A publicação faz parte do Termo de Ajuste de Conduta (TAC) assinado pelo casal para encerrar a investigação relacionada ao programa exibido nas redes sociais. No vídeo, os influenciadores explicam situações que caracterizam violações de direitos trabalhistas e reforçam a importância das denúncias ao MPT.
Além da produção dos três conteúdos educativos, o acordo determina o pagamento de R$ 350 mil por danos morais coletivos e a retirada de todos os vídeos do reality das plataformas digitais. O casal também se comprometeu a não produzir novos conteúdos que exponham empregados domésticos ou outros trabalhadores a situações consideradas vexatórias ou constrangedoras.
O TAC ainda estabelece que qualquer participação de funcionários em futuras produções deverá ocorrer de forma voluntária, mediante autorização formal e sem qualquer prejuízo profissional em caso de recusa. O descumprimento das cláusulas poderá gerar multa de R$ 50 mil por infração, além de R$ 5 mil por trabalhador afetado.

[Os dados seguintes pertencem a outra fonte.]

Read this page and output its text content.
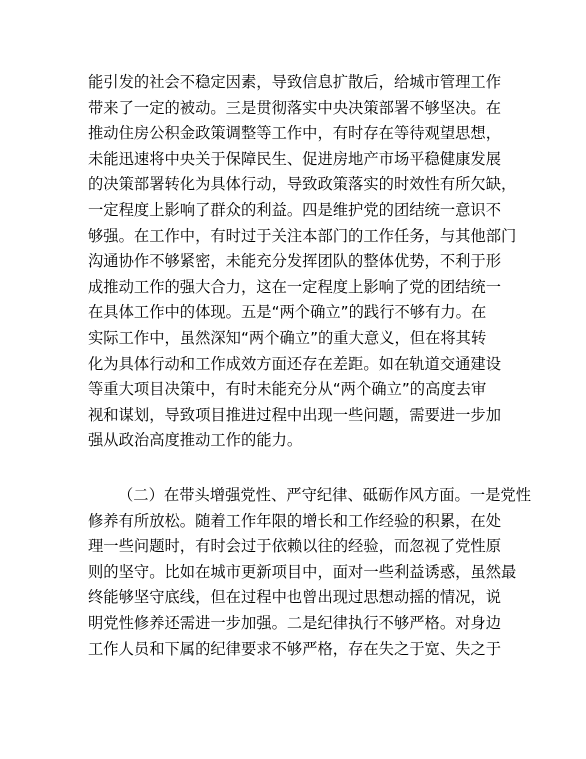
能引发的社会不稳定因素，导致信息扩散后，给城市管理工作
带来了一定的被动。三是贯彻落实中央决策部署不够坚决。在
推动住房公积金政策调整等工作中，有时存在等待观望思想，
未能迅速将中央关于保障民生、促进房地产市场平稳健康发展
的决策部署转化为具体行动，导致政策落实的时效性有所欠缺，
一定程度上影响了群众的利益。四是维护党的团结统一意识不
够强。在工作中，有时过于关注本部门的工作任务，与其他部门
沟通协作不够紧密，未能充分发挥团队的整体优势，不利于形
成推动工作的强大合力，这在一定程度上影响了党的团结统一
在具体工作中的体现。五是“两个确立”的践行不够有力。在
实际工作中，虽然深知“两个确立”的重大意义，但在将其转
化为具体行动和工作成效方面还存在差距。如在轨道交通建设
等重大项目决策中，有时未能充分从“两个确立”的高度去审
视和谋划，导致项目推进过程中出现一些问题，需要进一步加
强从政治高度推动工作的能力。
（二）在带头增强党性、严守纪律、砥砺作风方面。一是党性
修养有所放松。随着工作年限的增长和工作经验的积累，在处
理一些问题时，有时会过于依赖以往的经验，而忽视了党性原
则的坚守。比如在城市更新项目中，面对一些利益诱惑，虽然最
终能够坚守底线，但在过程中也曾出现过思想动摇的情况，说
明党性修养还需进一步加强。二是纪律执行不够严格。对身边
工作人员和下属的纪律要求不够严格，存在失之于宽、失之于
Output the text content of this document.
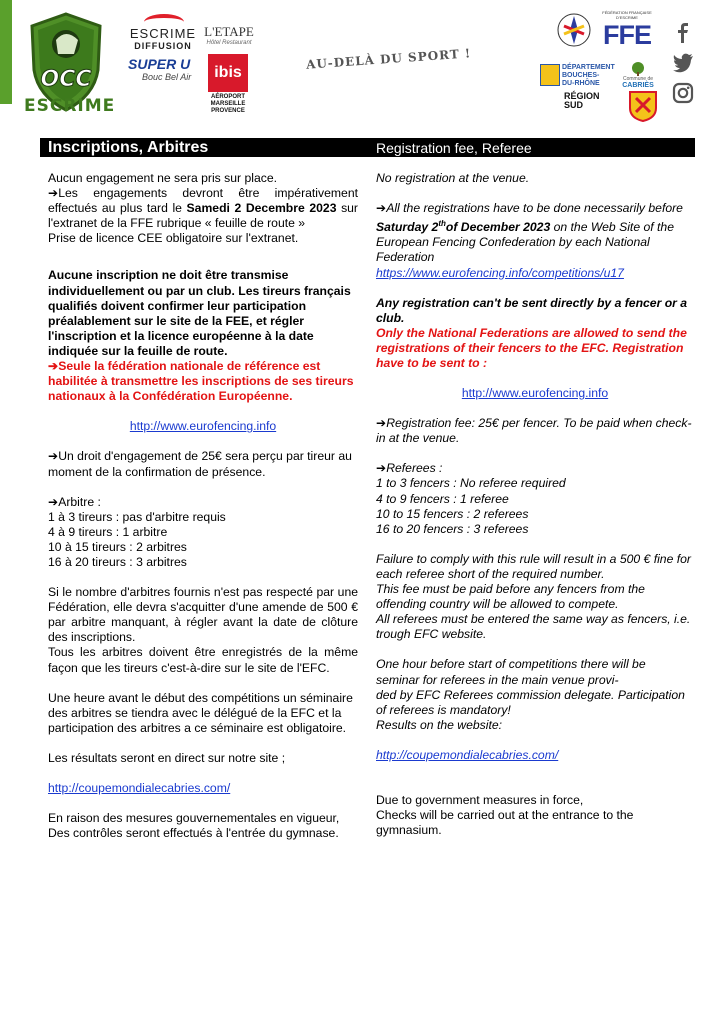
OCC
ESCRIME
ESCRIME
DIFFUSION
SUPER U
Bouc Bel Air
L'ETAPE
Hôtel Restaurant
ibis
AÉROPORT
MARSEILLE
PROVENCE
AU-DELÀ DU SPORT !
FÉDÉRATION FRANÇAISE D'ESCRIME
FFE
DÉPARTEMENT
BOUCHES-
DU-RHÔNE
Commune de
CABRIÈS
RÉGION
SUD
Inscriptions, Arbitres	Registration fee, Referee

Aucun engagement ne sera pris sur place.

➔Les engagements devront être impérativement effectués au plus tard le Samedi 2 Decembre 2023 sur l'extranet de la FFE rubrique « feuille de route »

Prise de licence CEE obligatoire sur l'extranet.

Aucune inscription ne doit être transmise individuellement ou par un club. Les tireurs français qualifiés doivent confirmer leur participation préalablement sur le site de la FEE, et régler l'inscription et la licence européenne à la date indiquée sur la feuille de route.

➔Seule la fédération nationale de référence est habilitée à transmettre les inscriptions de ses tireurs nationaux à la Confédération Européenne.

http://www.eurofencing.info

➔Un droit d'engagement de 25€ sera perçu par tireur au moment de la confirmation de présence.

➔Arbitre :

1 à 3 tireurs : pas d'arbitre requis

4 à 9 tireurs : 1 arbitre

10 à 15 tireurs : 2 arbitres

16 à 20 tireurs : 3 arbitres

Si le nombre d'arbitres fournis n'est pas respecté par une Fédération, elle devra s'acquitter d'une amende de 500 € par arbitre manquant, à régler avant la date de clôture des inscriptions.

Tous les arbitres doivent être enregistrés de la même façon que les tireurs c'est-à-dire sur le site de l'EFC.

Une heure avant le début des compétitions un séminaire des arbitres se tiendra avec le délégué de la EFC et la participation des arbitres a ce séminaire est obligatoire.

Les résultats seront en direct sur notre site ;

http://coupemondialecabries.com/

En raison des mesures gouvernementales en vigueur, Des contrôles seront effectués à l'entrée du gymnase.

No registration at the venue.

➔All the registrations have to be done necessarily before Saturday 2thof December 2023 on the Web Site of the European Fencing Confederation by each National Federation

https://www.eurofencing.info/competitions/u17

Any registration can't be sent directly by a fencer or a club.

Only the National Federations are allowed to send the registrations of their fencers to the EFC. Registration have to be sent to :

http://www.eurofencing.info

➔Registration fee: 25€ per fencer. To be paid when check-in at the venue.

➔Referees :

1 to 3 fencers : No referee required

4 to 9 fencers : 1 referee

10 to 15 fencers : 2 referees

16 to 20 fencers : 3 referees

Failure to comply with this rule will result in a 500 € fine for each referee short of the required number.

This fee must be paid before any fencers from the offending country will be allowed to compete.

All referees must be entered the same way as fencers, i.e. trough EFC website.

One hour before start of competitions there will be

seminar for referees in the main venue provi-

ded by EFC Referees commission delegate. Participation of referees is mandatory!

Results on the website:

http://coupemondialecabries.com/

Due to government measures in force,

Checks will be carried out at the entrance to the gymnasium.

Apesar do caráter educativo da publicação, o vídeo gerou reações divididas nas redes sociais. Enquanto alguns internautas consideraram positiva a iniciativa de conscientização, outros criticaram o casal e questionaram a forma como o tema foi abordado.
A controvérsia começou após o lançamento do reality “As Patroas”, que mostrava funcionários da residência de Viih Tube e Eliezer participando de provas em troca de prêmios em dinheiro. Algumas dinâmicas foram alvo de críticas por suposta exposição humilhante dos trabalhadores, levando à atuação do Ministério Público do Trabalho e ao encerramento definitivo do projeto.